We have a limited budget when it come to things we can render.
I our little dungeon, we allocate most of the rendering power to useful stuff. Trying to keep it at steady 60 fps on a phone may be a bit of a challenge with real-time lights and shadows.
I still wanted some basic fog in the map.
It's grey, it a bit lighter than the black background and it should be done with less than 10 particles per tile we want to cover.
It shouldn't draw the attention of the player, yet it should be clear and not look like the screen of the phone is a bit dirty.
Here is what we got!
The main attribute for our fog effect are:
-The particle graphics
This one was pretty simple, the best was round, a bit like a cloud
-The level of transparency of the effect
Tricky parameter, as you have the transparency of the particle mixed with the additional transparency of the effect. Overlapping particles create this fog-like effect where you can't distinguish the original particle easily if you have enough transparency. Too much transparency will look like a dirty screen if you use a grey fog. The line between those two trade off is really thin.
-The color of the effect
We reuse the same effect on other fogs like the "Fog of terror" that you can't cross unless you have a light. (Like in Zelda twilight princess at some point)
-The movement style and speed
the movement style shouldn't be computation heavy. One of the lightest algorithm that work well for what we want is the random-walk.

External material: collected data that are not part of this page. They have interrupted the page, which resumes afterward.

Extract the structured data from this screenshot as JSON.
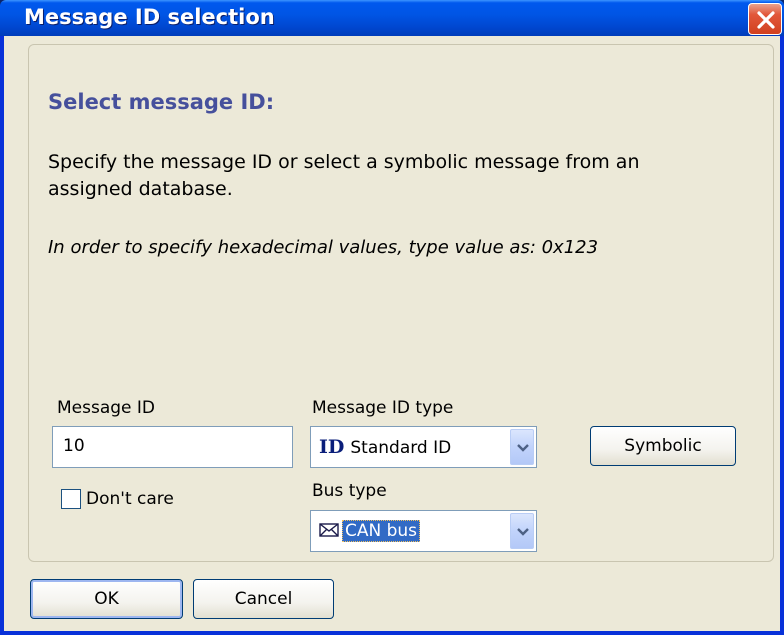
{
  "window": {
    "title": "Message ID selection"
  },
  "content": {
    "heading": "Select message ID:",
    "description": "Specify the message ID or select a symbolic message from an assigned database.",
    "hint": "In order to specify hexadecimal values, type value as: 0x123"
  },
  "message_id": {
    "label": "Message ID",
    "value": "10",
    "dont_care_label": "Don't care",
    "dont_care_checked": false
  },
  "message_id_type": {
    "label": "Message ID type",
    "icon_text": "ID",
    "selected": "Standard ID"
  },
  "bus_type": {
    "label": "Bus type",
    "icon": "envelope-icon",
    "selected": "CAN bus"
  },
  "buttons": {
    "symbolic": "Symbolic",
    "ok": "OK",
    "cancel": "Cancel"
  },
  "colors": {
    "title_bar": "#0055e5",
    "heading": "#46509c",
    "dialog_bg": "#ece9d8",
    "selection": "#316ac5",
    "close_button": "#d1401f"
  }
}
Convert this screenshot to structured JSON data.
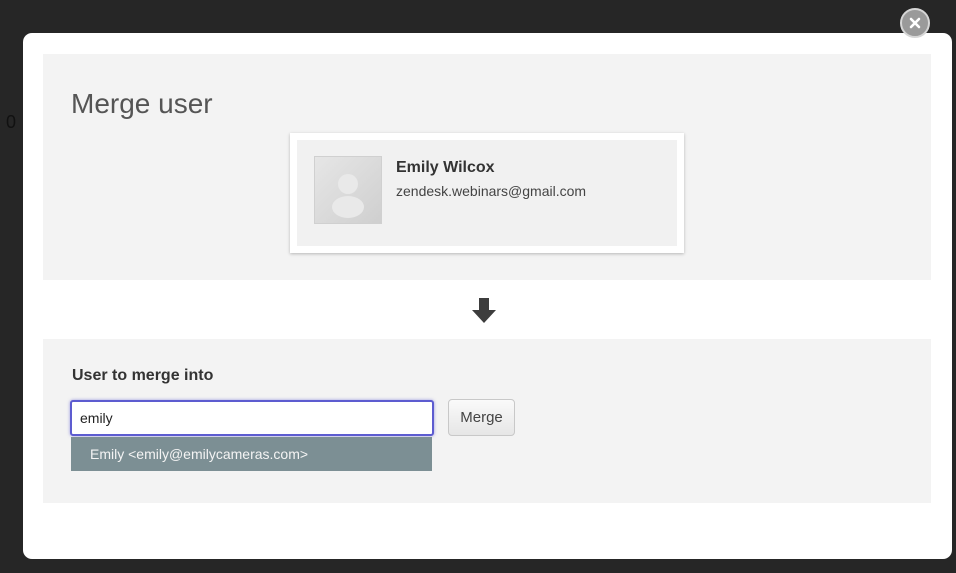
{
  "background": {
    "edge_text": "0"
  },
  "modal": {
    "close_icon": "close-icon",
    "title": "Merge user",
    "source_user": {
      "name": "Emily Wilcox",
      "email": "zendesk.webinars@gmail.com",
      "avatar_icon": "default-avatar-icon"
    },
    "arrow_icon": "arrow-down-icon",
    "target": {
      "label": "User to merge into",
      "input_value": "emily",
      "merge_button_label": "Merge",
      "suggestions": [
        "Emily <emily@emilycameras.com>"
      ]
    }
  },
  "colors": {
    "input_focus": "#5d5cd0",
    "suggestion_bg": "#7c8f94",
    "section_bg": "#f3f3f3"
  }
}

Draw a random amount of acceleration for the particle and from the chaos of transparency shall rise the son of darkness, FOG. Anyway, very simple, very good. The speed would be slowly evolving fog that covered the area we required without looking like a square. Additionally we wanted to have an influence on the fog when the player moves through.
This is a more tricky thing to do efficiently. I ended up giving the tile a flow vector which is changed by any characters on the tiles and the flow vector is diminished every time a particle reads it. Additionally so that each particle of that tile wouldn't move at the same speed at the same time we make the particle react less if its further away from the character.
-The time to live of the particle before it fades out and a new one fades in
With the random walk movement of the tiles, the more time they wander, the more probable it is that some particle go over other tiles. This is easy to calibrate, just start the program, ad tweak until you are happy with the average spread of the particles.
Now another particle effect we wanted was in the menu, something to put on the borders.
Here we could be openhanded with the amount of particles.
We made 2 sharp grass shaped particle and a round one, all particles spawning around the border of the screen. The rest was using the same logic as the previous effect.
The rendering was changed to and we removed the effect alpha. The color was black so it would hide the limit of the phones screen.
and the result was:
This is our start screen, the fade in is also nice but that will be shown later in a video.